WTRF

Ohio mom loses child to fentanyl poisoning, now teaches kids that the killer is camouflaged

WHEELING, W.Va. (WTRF) Marla Ayres lost her 27-year-old daughter to fentanyl poisoning when she thought she was taking prescription anxiety medication.

Now Ayres has two messages: that fentanyl is everywhere, and that its victims aren’t junkies.

Angela Clemons was living in Fostoria, Ohio.

Her mom and grandmother were visiting.

They went out to dinner and made plans for the next day.

“When I dropped her off, we said the normal ‘I love yous’ and she said ‘Mom, meet me for breakfast in the morning.’ “

The next morning, Marla got the worst news of her life.

“It was a Facebook message from her roommate, saying Angie died,” recalled Marla.

Angie took Xanax for anxiety, and had run out.

Someone gave her what looked like Xanax.

“It had enough fentanyl to kill several people,” Marla noted.

Now Marla talks to seventh through 12th grade students.

She shows them two clear glass bottles, one with an eighth of an inch of white power in the bottom.

She tells them that’s how much heroin it takes to kill someone.

The other bottle appears to be empty, except for a few dots of what appears to be dust clinging to the inside. She says that’s how much fentanyl it takes to be deadly.

She says people hear ‘overdose’ and they immediately think ‘drug addict.’

“These people aren’t dying by overdose,” Ayres explained. “Overdose is when you take too much of a drug that you normally abuse. They don’t even know fentanyl is in what they’re taking. They’re actually being poisoned.”

She is learning their stories and folding them into her program, “Angies Wish.”

Including the story of a 14-year-old girl whose friend gave her something for cramps.

“When they noticed she hadn’t come back, they went to the bathroom and they found her dead in the bathroom stall,” she said.
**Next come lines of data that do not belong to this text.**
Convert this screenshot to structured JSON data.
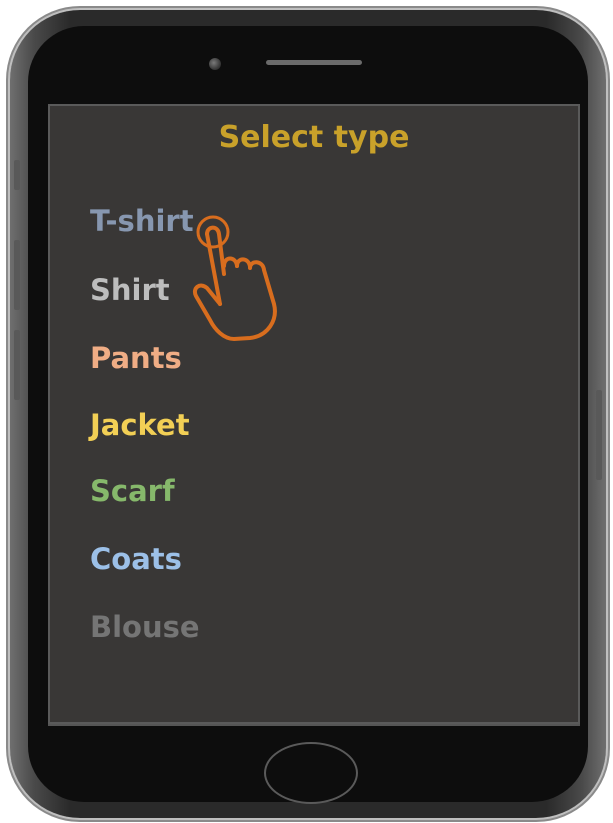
{
  "screen": {
    "title": "Select type",
    "title_color": "#c9a12a",
    "background": "#393736"
  },
  "options": [
    {
      "label": "T-shirt",
      "color": "#8797b0"
    },
    {
      "label": "Shirt",
      "color": "#bdbdbd"
    },
    {
      "label": "Pants",
      "color": "#f0ad85"
    },
    {
      "label": "Jacket",
      "color": "#f2cf55"
    },
    {
      "label": "Scarf",
      "color": "#86b86b"
    },
    {
      "label": "Coats",
      "color": "#9cc0e8"
    },
    {
      "label": "Blouse",
      "color": "#757575"
    }
  ],
  "icons": {
    "pointer": "hand-pointer-icon",
    "pointer_color": "#d86d1e"
  }
}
She says the drug is disguised as legitimate medicine or even candy.

“They look like Sweet Tarts,” she said. “They look like Skittles. And the markings—one of them has a Mickey Mouse logo on it.”
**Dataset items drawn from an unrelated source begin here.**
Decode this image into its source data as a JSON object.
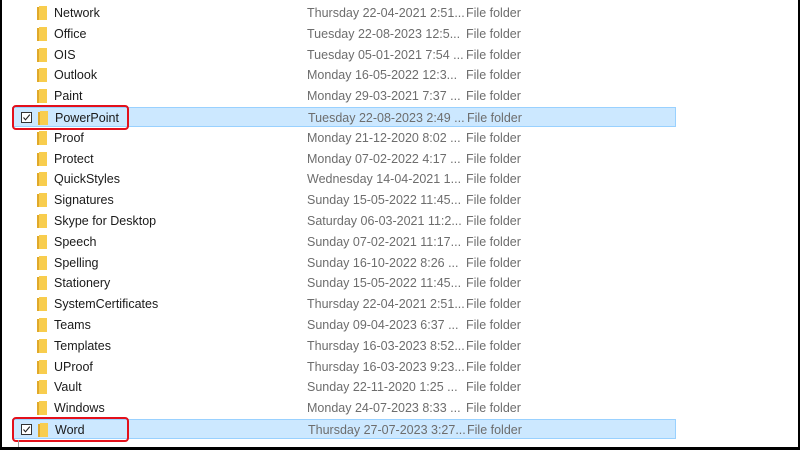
{
  "rows": [
    {
      "name": "Network",
      "date": "Thursday 22-04-2021 2:51...",
      "type": "File folder",
      "selected": false
    },
    {
      "name": "Office",
      "date": "Tuesday 22-08-2023 12:5...",
      "type": "File folder",
      "selected": false
    },
    {
      "name": "OIS",
      "date": "Tuesday 05-01-2021 7:54 ...",
      "type": "File folder",
      "selected": false
    },
    {
      "name": "Outlook",
      "date": "Monday 16-05-2022 12:3...",
      "type": "File folder",
      "selected": false
    },
    {
      "name": "Paint",
      "date": "Monday 29-03-2021 7:37 ...",
      "type": "File folder",
      "selected": false
    },
    {
      "name": "PowerPoint",
      "date": "Tuesday 22-08-2023 2:49 ...",
      "type": "File folder",
      "selected": true
    },
    {
      "name": "Proof",
      "date": "Monday 21-12-2020 8:02 ...",
      "type": "File folder",
      "selected": false
    },
    {
      "name": "Protect",
      "date": "Monday 07-02-2022 4:17 ...",
      "type": "File folder",
      "selected": false
    },
    {
      "name": "QuickStyles",
      "date": "Wednesday 14-04-2021 1...",
      "type": "File folder",
      "selected": false
    },
    {
      "name": "Signatures",
      "date": "Sunday 15-05-2022 11:45...",
      "type": "File folder",
      "selected": false
    },
    {
      "name": "Skype for Desktop",
      "date": "Saturday 06-03-2021 11:2...",
      "type": "File folder",
      "selected": false
    },
    {
      "name": "Speech",
      "date": "Sunday 07-02-2021 11:17...",
      "type": "File folder",
      "selected": false
    },
    {
      "name": "Spelling",
      "date": "Sunday 16-10-2022 8:26 ...",
      "type": "File folder",
      "selected": false
    },
    {
      "name": "Stationery",
      "date": "Sunday 15-05-2022 11:45...",
      "type": "File folder",
      "selected": false
    },
    {
      "name": "SystemCertificates",
      "date": "Thursday 22-04-2021 2:51...",
      "type": "File folder",
      "selected": false
    },
    {
      "name": "Teams",
      "date": "Sunday 09-04-2023 6:37 ...",
      "type": "File folder",
      "selected": false
    },
    {
      "name": "Templates",
      "date": "Thursday 16-03-2023 8:52...",
      "type": "File folder",
      "selected": false
    },
    {
      "name": "UProof",
      "date": "Thursday 16-03-2023 9:23...",
      "type": "File folder",
      "selected": false
    },
    {
      "name": "Vault",
      "date": "Sunday 22-11-2020 1:25 ...",
      "type": "File folder",
      "selected": false
    },
    {
      "name": "Windows",
      "date": "Monday 24-07-2023 8:33 ...",
      "type": "File folder",
      "selected": false
    },
    {
      "name": "Word",
      "date": "Thursday 27-07-2023 3:27...",
      "type": "File folder",
      "selected": true
    }
  ],
  "colors": {
    "highlight": "#e3101b",
    "selection": "#cce8ff",
    "folder": "#f8cd4e"
  },
  "icons": {
    "folder": "folder-icon",
    "check": "checkbox-checked-icon"
  }
}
She’s doing a memorial program called Forever Locked In Our Hearts.

They connect personalized padlocks to a fence and literally throw away the key, as a permanent memorial.

As for the traffickers who are pressing and distributing these drugs?
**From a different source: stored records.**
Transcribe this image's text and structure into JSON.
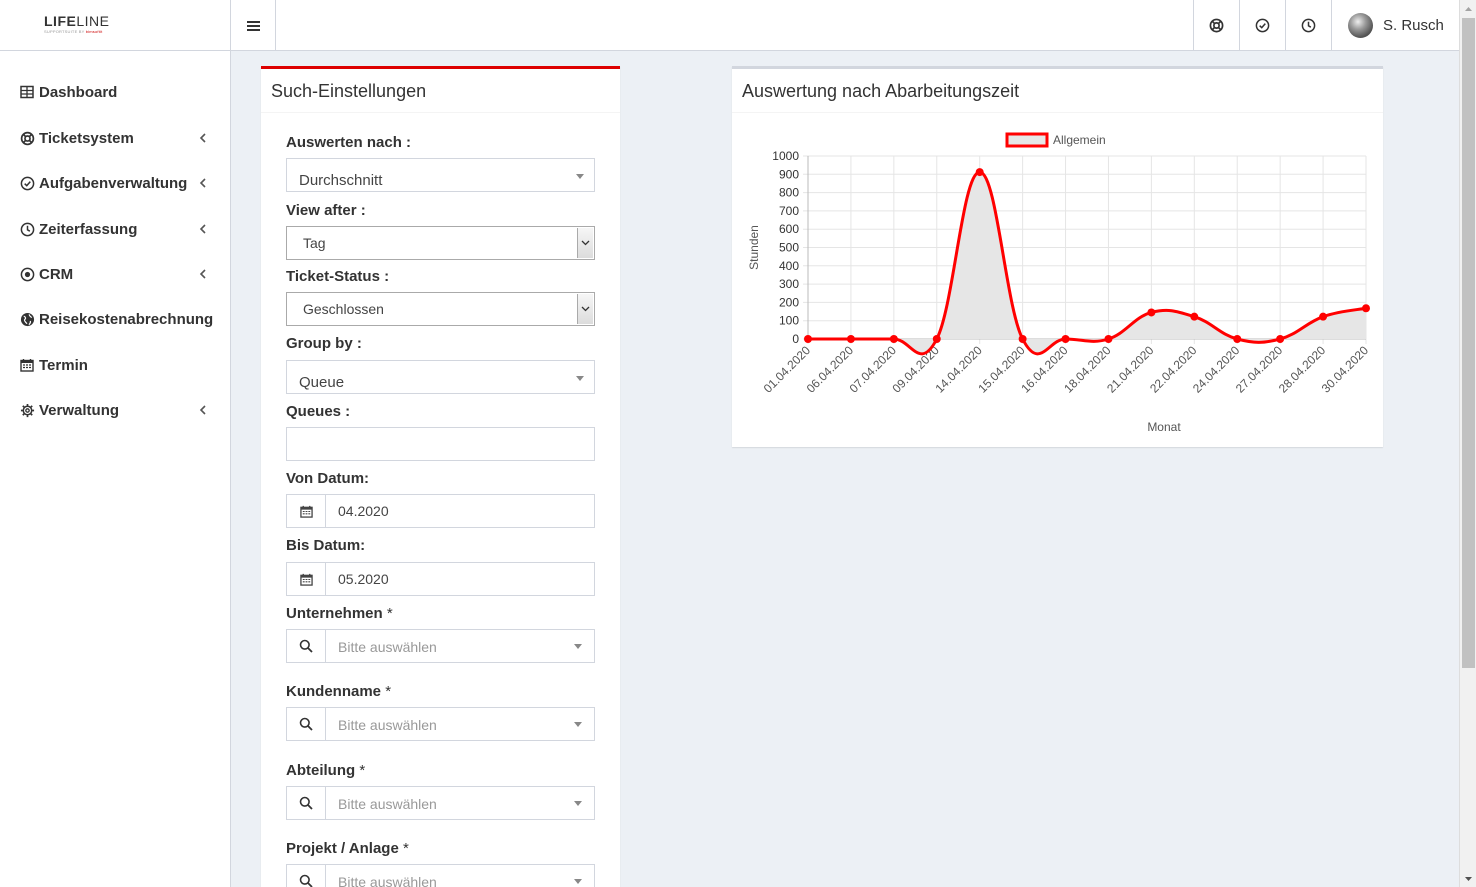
{
  "header": {
    "logo_main": "LIFE",
    "logo_main2": "LINE",
    "logo_sub": "SUPPORTSUITE BY ",
    "logo_sub_brand": "bimsoftit",
    "icons": [
      "life-ring-icon",
      "check-circle-icon",
      "clock-icon"
    ],
    "user_name": "S. Rusch"
  },
  "sidebar": {
    "items": [
      {
        "label": "Dashboard",
        "icon": "table-icon",
        "has_submenu": false
      },
      {
        "label": "Ticketsystem",
        "icon": "life-ring-icon",
        "has_submenu": true
      },
      {
        "label": "Aufgabenverwaltung",
        "icon": "check-circle-icon",
        "has_submenu": true
      },
      {
        "label": "Zeiterfassung",
        "icon": "clock-icon",
        "has_submenu": true
      },
      {
        "label": "CRM",
        "icon": "dot-circle-icon",
        "has_submenu": true
      },
      {
        "label": "Reisekostenabrechnung",
        "icon": "globe-icon",
        "has_submenu": false
      },
      {
        "label": "Termin",
        "icon": "calendar-icon",
        "has_submenu": false
      },
      {
        "label": "Verwaltung",
        "icon": "gear-icon",
        "has_submenu": true
      }
    ]
  },
  "search": {
    "title": "Such-Einstellungen",
    "auswerten_label": "Auswerten nach :",
    "auswerten_value": "Durchschnitt",
    "view_after_label": "View after :",
    "view_after_value": "Tag",
    "ticket_status_label": "Ticket-Status :",
    "ticket_status_value": "Geschlossen",
    "group_by_label": "Group by :",
    "group_by_value": "Queue",
    "queues_label": "Queues :",
    "queues_value": "",
    "von_label": "Von Datum:",
    "von_value": "04.2020",
    "bis_label": "Bis Datum:",
    "bis_value": "05.2020",
    "unternehmen_label": "Unternehmen",
    "kundenname_label": "Kundenname",
    "abteilung_label": "Abteilung",
    "projekt_label": "Projekt / Anlage",
    "required_mark": "*",
    "placeholder": "Bitte auswählen"
  },
  "chart_panel": {
    "title": "Auswertung nach Abarbeitungszeit"
  },
  "chart_data": {
    "type": "line",
    "categories": [
      "01.04.2020",
      "06.04.2020",
      "07.04.2020",
      "09.04.2020",
      "14.04.2020",
      "15.04.2020",
      "16.04.2020",
      "18.04.2020",
      "21.04.2020",
      "22.04.2020",
      "24.04.2020",
      "27.04.2020",
      "28.04.2020",
      "30.04.2020"
    ],
    "series": [
      {
        "name": "Allgemein",
        "values": [
          0,
          0,
          0,
          0,
          912,
          0,
          0,
          0,
          145,
          122,
          0,
          0,
          122,
          168
        ],
        "color": "#ff0000",
        "fill": "#e6e6e6"
      }
    ],
    "xlabel": "Monat",
    "ylabel": "Stunden",
    "ylim": [
      0,
      1000
    ],
    "yticks": [
      0,
      100,
      200,
      300,
      400,
      500,
      600,
      700,
      800,
      900,
      1000
    ],
    "legend": "top",
    "grid": true
  }
}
“It’s difficult because of the resources,” she said. “Prosecutors don’t have the budgets. There’s no room in the jails. However,  they need to lock them up.”

Ayres is a retired firefighter and EMT.

She now devotes all her time to the program “Light Into Darkness—Fentanyl Poisoning and Overdose Awareness # Angie’s Wish.”

She says Angie’s wish is that her legacy would not be defined by how she died, but instead by how many lives were saved by her story.